Gezi planlarımız soruldu, olabildiğince ayrıntılı olarak anlattık. Pasaportumuza giriş damgası vurulup işlemler tamamlandıktan sonra aynı binadaki gümrük ofisine geçerek yeni transitloglarımızı aldık ve doldurduk. Yunan karasularına seyir yaptığımız sürece bu belgeleri kullanacaktır. Transitlog ücreti 10.000 Drahmi’ydi (yaklaşık 30 Euro). Son olarak da limanın en kuzey ucunda bulunan liman polisine giderek yolcu listesi doldurup 1500 Drahmi kadar bağlama ücreti ödedik. Liman Polisi bizdeki Liman Başkanlığına benzer bir yapıda ve Sahil Güvenlik personeliyle aynı yerde çalışıyor.
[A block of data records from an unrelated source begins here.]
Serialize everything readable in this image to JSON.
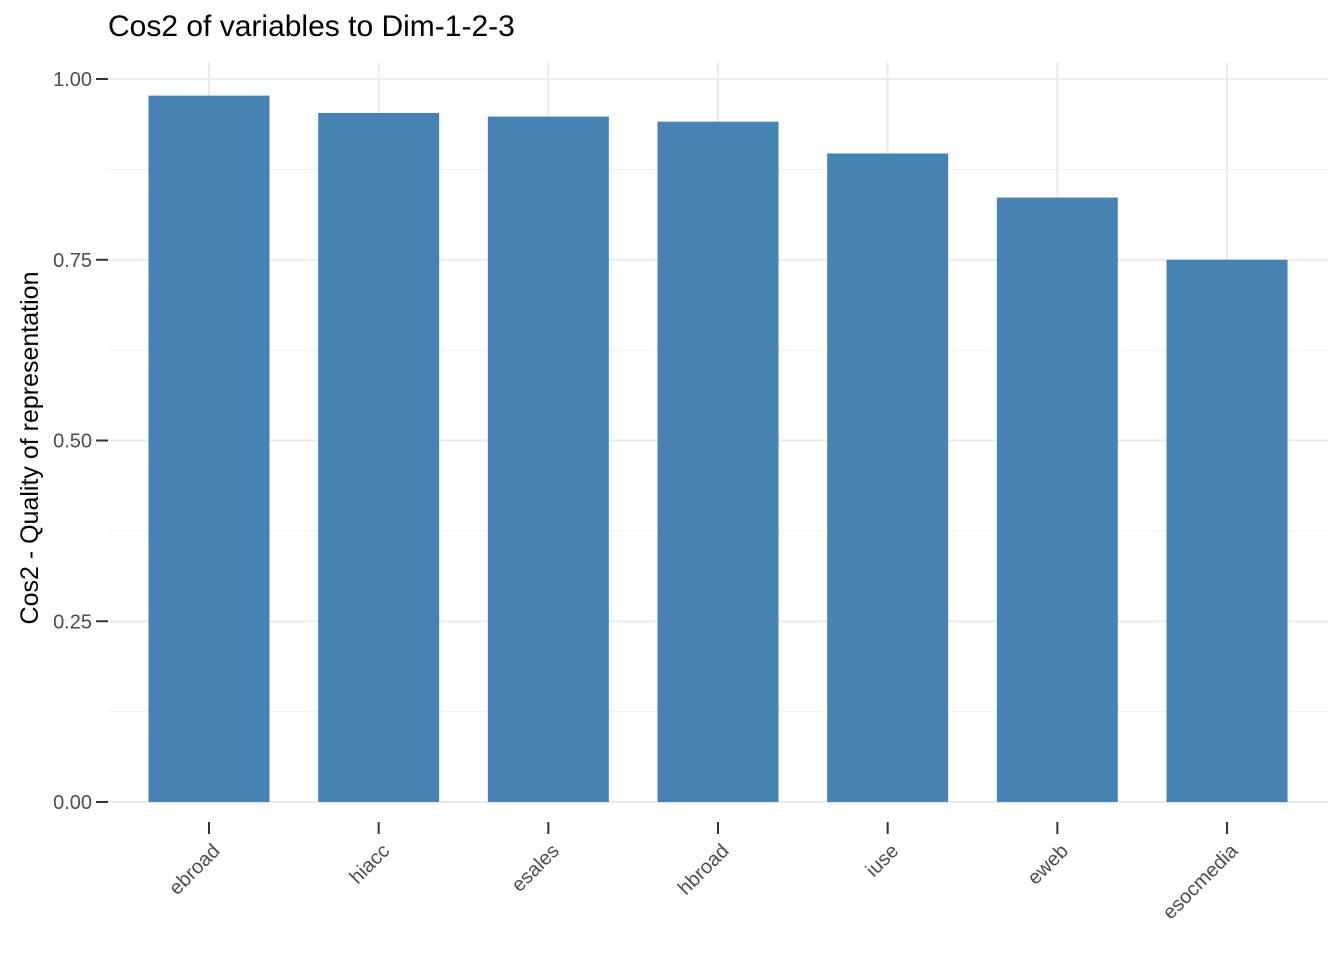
{
  "chart_data": {
    "type": "bar",
    "title": "Cos2 of variables to Dim-1-2-3",
    "xlabel": "",
    "ylabel": "Cos2 - Quality of representation",
    "categories": [
      "ebroad",
      "hiacc",
      "esales",
      "hbroad",
      "iuse",
      "eweb",
      "esocmedia"
    ],
    "values": [
      0.977,
      0.953,
      0.948,
      0.941,
      0.897,
      0.836,
      0.75
    ],
    "ylim": [
      0,
      1.0
    ],
    "yticks": [
      "0.00",
      "0.25",
      "0.50",
      "0.75",
      "1.00"
    ],
    "bar_color": "#4682B4",
    "grid": true,
    "legend": "none"
  }
}
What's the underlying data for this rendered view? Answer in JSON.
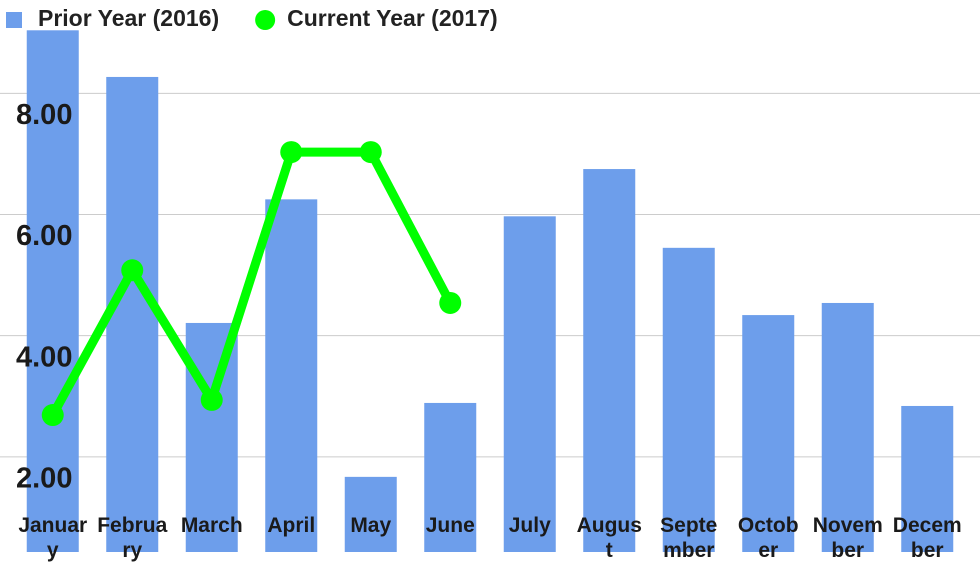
{
  "chart_data": {
    "type": "bar-line",
    "categories": [
      "January",
      "February",
      "March",
      "April",
      "May",
      "June",
      "July",
      "August",
      "September",
      "October",
      "November",
      "December"
    ],
    "series": [
      {
        "name": "Prior Year (2016)",
        "type": "bar",
        "color": "#6d9eeb",
        "values": [
          9.04,
          8.27,
          4.21,
          6.25,
          1.67,
          2.89,
          5.97,
          6.75,
          5.45,
          4.34,
          4.54,
          2.84
        ]
      },
      {
        "name": "Current Year (2017)",
        "type": "line",
        "color": "#00ff00",
        "values": [
          2.69,
          5.08,
          2.94,
          7.03,
          7.03,
          4.54,
          null,
          null,
          null,
          null,
          null,
          null
        ]
      }
    ],
    "ylim": [
      0.43,
      9.54
    ],
    "yticks": [
      {
        "value": 2,
        "label": "2.00"
      },
      {
        "value": 4,
        "label": "4.00"
      },
      {
        "value": 6,
        "label": "6.00"
      },
      {
        "value": 8,
        "label": "8.00"
      }
    ],
    "grid": true
  }
}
Saat 22.30 civarında işlemleri bitirerek açık bir dükkân bulduk ve bir şişe uzo alarak keyifle teknemize döndük. Tabii bizimkiler biraz merak etmişler, ama böyle bir durumda beklemekten başka bir şey yoktur.
Orer’in yolcularını bizimkilerle koyu bir sohbet içinde bulduk. Onlar İstanbul’dan yola çıkıp Midilli’den giriş yapmışlar ve biraz güçlükle karşılaşmışlar galiba. Burası onların en güneydeki uğrakları idi. Daha sonra Psara’ya uğrayacak, oradan da kuzeye döneceklerdi. Mümkün olduğu kadar haberleşmeye karar vererek birbirimize iyi yolculuklar diledik ve teknelerimize çekildik.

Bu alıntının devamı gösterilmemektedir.